Итак, он пришел, с пистолетом в руке, на Капустный мост. Он заметил, что на этой улице оставалась открытой только одна лавчонка, и притом, что заслуживало особого внимания, лавчонка пирожника. Это был ниспосланный провидением случай поесть еще разок яблочного пирожка, перед тем как ринуться в неизвестность. Гаврош остановился, пошарил во всех своих карманах и кармашках, вывернул их и, не найдя ни единого су, закричал: «Караул!»
Тяжело лишаться последнего в жизни пирожка!
Однако это не помешало Гаврошу продолжить свой путь.
Через две минуты он был на улице Сен-Луи. Переходя Королевский парк, он почувствовал потребность вознаградить себя за недоступный яблочный пирожок и доставил себе глубочайшее удовлетворение, принявшись срывать среди бела дня театральные афиши.
Немного дальше, увидев группу пышущих здоровьем прохожих, показавшихся ему домовладельцами, он пожал плечами и послал им вслед плевок философской желчи:
— До чего они жирные, эти самые рантье!
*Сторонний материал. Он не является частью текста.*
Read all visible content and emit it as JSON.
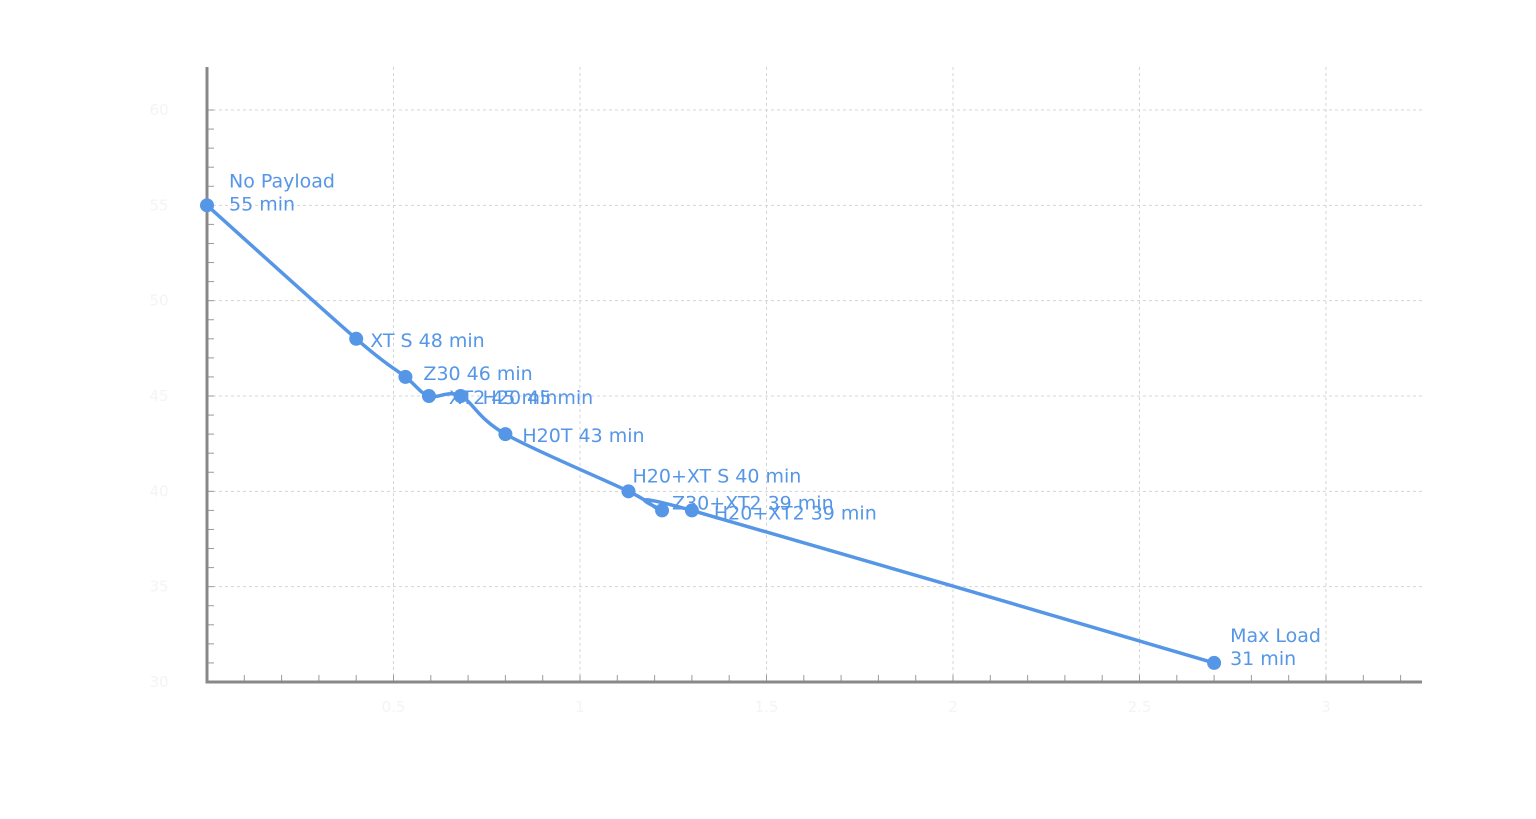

Откормленные. Набивают себе зобы до отказа. А спросите-ка их, что они делают со своими деньгами? Они не скажут. Они их прожирают, вот что! Жрут — сколько влезет в брюхо.
Глава вторая.
Гаврош в походе
Размахивать среди улицы пистолетом без собачки — занятие, имеющее весьма важное общественное значение, и Гаврош чувствовал, что его пыл возрастает с каждым шагом. Между обрывками распеваемой им Марсельезы он выкрикивал:
— Все идет отлично! У меня здорово болит левая лапа, я ушиб мой ревматизм, но я доволен, граждане. Держитесь, буржуа, вы у меня зачихаете от моих зажигательных песенок. Что такое шпики? Собачья порода. Нет, черт возьми, не надо оскорблять собак! Мне так нужна собачка в пистолете! Друзья мои! Я шел бульваром, там варится, там закипает, там бурлит. Пора снимать пенку с горшка. Мужчины, вперед! Пусть вражья кровь поля зальет! Я за отечество умру, не видеть мне моей подружки! О да, Нини, конец, ни-ни! Но все равно, да здравствует веселье! Будем драться, черт побери! Хватит с меня деспотизма!
В эту минуту упала лошадь проезжавшего мимо улана национальной гвардии; Гаврош положил пистолет на мостовую, поднял всадника, затем помог поднять лошадь. После этого он подобрал свой пистолет и пошел дальше.
На улице Ториньи все было тихо и спокойно. Это равнодушие, присущее Маре, представляло резкий контраст с сильнейшим возбуждением вокруг. Четыре кумушки беседовали у входа в дом. Если в Шотландии известны трио ведьм, то в Париже — квартеты кумушек, и «Ты будешь королем» столь же мрачно могло быть брошено Бонапарту на перекрестке Бодуайе, как в свое время Макбету — в вереске Армюира. Это было бы почти такое же карканье.
Но кумушки с улицы Ториньи — три привратницы и одна тряпичница с корзиной и крюком — занимались только своими обычными делами.
Казалось, все четыре стоят у четырех углов старости — одряхления, немощи, нужды и печали.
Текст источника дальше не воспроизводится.